King’s College Hospital bosses resolve dispute with staff over pensions and maternity pay

News Desk (30 March, 2017) Politics Health

The staff would have been affected by a scheme designed to cut the Trust's tax liability by £7m per year

1356King's College Hospital. Pic: C Ford

King’s College Hospital bosses and trade union reps have resolved a dispute over pensions and maternity pay that could have gone on to affect 150 staff.

The row started after King’s College Hospital NHS Foundation Trust embarked on a £7m tax-saving scheme, by transferring staff to a private subsidiary company, KCH Interventional Facilities Management (KCH IFM).

The Trust set up the company last year following a change in the law by HMRC, and with advice from consultancy firm Pricewater House Cooper.

Transferring procurement staff and technicians to KCH IFM has given the Trust huge breaks in VAT when it buys equipment like X-ray machines and intensive care units.

It would have meant staff who transferred to the private company would lose terms and conditions if, once in the company, they moved role or were promoted. But it has been confirmed by King’s biomedical scientist and Unite executive committee member, Frank Wood, that hospital bosses had agreed to demands.

King’s College Hospital

Frank told the News: “The Trust responded to the staffs’ concerns and assured that staff who have transferred will be able to stay on the NHS terms and conditions, and retain it even if they get promoted, which is fantastic for them.
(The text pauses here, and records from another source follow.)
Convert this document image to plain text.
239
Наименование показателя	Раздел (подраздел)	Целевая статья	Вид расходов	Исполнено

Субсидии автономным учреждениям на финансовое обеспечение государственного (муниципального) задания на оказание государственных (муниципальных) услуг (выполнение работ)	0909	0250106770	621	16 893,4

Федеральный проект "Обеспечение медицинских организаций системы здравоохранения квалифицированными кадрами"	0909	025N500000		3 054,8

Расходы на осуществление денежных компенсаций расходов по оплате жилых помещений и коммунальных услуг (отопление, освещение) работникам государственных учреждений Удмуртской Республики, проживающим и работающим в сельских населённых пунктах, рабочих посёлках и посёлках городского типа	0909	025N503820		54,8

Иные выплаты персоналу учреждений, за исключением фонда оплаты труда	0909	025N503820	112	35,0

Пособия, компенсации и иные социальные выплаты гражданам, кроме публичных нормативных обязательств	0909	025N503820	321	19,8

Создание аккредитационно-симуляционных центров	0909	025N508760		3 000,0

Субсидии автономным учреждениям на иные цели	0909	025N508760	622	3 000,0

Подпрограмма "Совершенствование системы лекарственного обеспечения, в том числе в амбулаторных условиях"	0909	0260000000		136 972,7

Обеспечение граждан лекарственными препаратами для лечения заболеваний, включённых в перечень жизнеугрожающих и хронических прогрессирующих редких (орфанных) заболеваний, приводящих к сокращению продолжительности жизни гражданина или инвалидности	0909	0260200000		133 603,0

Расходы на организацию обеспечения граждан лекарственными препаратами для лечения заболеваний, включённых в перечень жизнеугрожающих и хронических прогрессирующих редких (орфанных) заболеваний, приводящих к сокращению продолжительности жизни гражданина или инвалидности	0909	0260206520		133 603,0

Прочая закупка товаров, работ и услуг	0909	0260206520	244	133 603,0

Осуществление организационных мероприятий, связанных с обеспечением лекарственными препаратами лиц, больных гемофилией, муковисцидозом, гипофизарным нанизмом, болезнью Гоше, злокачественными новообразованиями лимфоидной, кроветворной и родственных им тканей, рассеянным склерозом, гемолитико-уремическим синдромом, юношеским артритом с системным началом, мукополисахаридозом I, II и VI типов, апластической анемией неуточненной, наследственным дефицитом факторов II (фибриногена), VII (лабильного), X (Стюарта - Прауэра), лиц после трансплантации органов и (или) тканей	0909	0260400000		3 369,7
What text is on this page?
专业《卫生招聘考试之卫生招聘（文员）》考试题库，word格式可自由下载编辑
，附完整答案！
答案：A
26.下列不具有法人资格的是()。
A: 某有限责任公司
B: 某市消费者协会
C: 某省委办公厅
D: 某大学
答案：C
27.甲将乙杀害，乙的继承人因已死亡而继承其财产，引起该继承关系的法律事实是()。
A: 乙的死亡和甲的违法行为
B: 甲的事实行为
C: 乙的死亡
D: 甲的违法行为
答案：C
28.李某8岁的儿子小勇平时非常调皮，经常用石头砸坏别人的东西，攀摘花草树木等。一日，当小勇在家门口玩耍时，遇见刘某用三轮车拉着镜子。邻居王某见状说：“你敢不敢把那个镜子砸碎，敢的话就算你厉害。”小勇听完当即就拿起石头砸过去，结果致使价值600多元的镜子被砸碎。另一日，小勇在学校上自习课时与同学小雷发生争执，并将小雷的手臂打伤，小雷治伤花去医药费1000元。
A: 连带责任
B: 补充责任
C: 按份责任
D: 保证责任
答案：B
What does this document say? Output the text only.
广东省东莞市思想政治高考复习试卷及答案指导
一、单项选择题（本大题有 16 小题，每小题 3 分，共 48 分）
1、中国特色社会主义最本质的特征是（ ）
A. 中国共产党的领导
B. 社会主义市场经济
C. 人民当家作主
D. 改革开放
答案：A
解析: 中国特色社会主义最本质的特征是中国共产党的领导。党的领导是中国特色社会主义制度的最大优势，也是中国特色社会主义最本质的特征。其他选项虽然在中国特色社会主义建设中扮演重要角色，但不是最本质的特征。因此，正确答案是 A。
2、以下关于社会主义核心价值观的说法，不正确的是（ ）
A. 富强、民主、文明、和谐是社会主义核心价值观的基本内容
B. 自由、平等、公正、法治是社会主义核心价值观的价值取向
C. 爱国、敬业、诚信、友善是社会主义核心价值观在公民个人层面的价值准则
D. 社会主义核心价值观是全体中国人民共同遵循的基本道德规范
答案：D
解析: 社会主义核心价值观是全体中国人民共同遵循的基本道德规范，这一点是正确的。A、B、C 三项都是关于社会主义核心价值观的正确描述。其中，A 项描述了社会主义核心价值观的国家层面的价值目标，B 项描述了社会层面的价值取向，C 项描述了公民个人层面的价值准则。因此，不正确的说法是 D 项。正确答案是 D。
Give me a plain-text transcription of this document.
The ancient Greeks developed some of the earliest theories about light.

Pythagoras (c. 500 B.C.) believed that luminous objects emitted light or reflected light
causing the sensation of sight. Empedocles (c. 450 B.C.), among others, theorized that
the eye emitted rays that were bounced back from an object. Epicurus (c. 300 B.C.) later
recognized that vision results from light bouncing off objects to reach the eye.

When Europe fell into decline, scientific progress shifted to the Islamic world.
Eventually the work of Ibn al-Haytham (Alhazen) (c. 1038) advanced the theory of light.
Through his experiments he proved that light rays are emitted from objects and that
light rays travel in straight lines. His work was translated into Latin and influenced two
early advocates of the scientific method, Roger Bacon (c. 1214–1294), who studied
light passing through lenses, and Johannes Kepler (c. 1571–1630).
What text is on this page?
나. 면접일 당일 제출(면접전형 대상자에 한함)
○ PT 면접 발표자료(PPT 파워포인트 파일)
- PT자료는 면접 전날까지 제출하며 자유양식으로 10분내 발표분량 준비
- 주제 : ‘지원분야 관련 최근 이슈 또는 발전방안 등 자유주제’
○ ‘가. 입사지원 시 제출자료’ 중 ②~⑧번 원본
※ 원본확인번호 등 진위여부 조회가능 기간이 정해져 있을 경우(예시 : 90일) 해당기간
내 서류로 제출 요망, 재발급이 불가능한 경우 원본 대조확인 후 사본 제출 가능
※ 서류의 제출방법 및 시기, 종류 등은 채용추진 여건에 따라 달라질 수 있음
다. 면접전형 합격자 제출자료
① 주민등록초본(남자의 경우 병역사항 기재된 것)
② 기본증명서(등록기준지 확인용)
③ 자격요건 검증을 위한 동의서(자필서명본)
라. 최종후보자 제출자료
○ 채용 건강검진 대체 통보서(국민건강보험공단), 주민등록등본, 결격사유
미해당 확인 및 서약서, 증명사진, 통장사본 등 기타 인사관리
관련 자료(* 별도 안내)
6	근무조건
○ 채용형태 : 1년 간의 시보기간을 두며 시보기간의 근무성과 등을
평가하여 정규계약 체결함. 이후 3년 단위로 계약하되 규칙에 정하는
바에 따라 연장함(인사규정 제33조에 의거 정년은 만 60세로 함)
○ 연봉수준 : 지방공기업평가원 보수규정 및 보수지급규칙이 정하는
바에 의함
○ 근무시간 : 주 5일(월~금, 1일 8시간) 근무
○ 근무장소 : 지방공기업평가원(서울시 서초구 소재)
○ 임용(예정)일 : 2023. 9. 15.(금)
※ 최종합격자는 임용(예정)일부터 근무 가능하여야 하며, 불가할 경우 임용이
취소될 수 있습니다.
“What the Trust is going to do as well is talk to [Unite] and Unison to agree how future transfers would take place and allow a longer time to hear staffs’ concerns.

“I was surprised how smoothly it went. Things don’t tend to happen quickly in government: months and years rather than weeks. I think it was because of the level of concern from staff was so high.

“Some staff were literally saying they wouldn’t be able to progress with their careers at all because they didn’t want to lose aspects of their terms and conditions.”

He added: “It doesn’t change the spurious reason of why they’re doing it,” having previously said it “beggars belief” that a public body would hope to avoid paying tax.

King’s College Hospital NHS Foundation Trust did not wish to comment.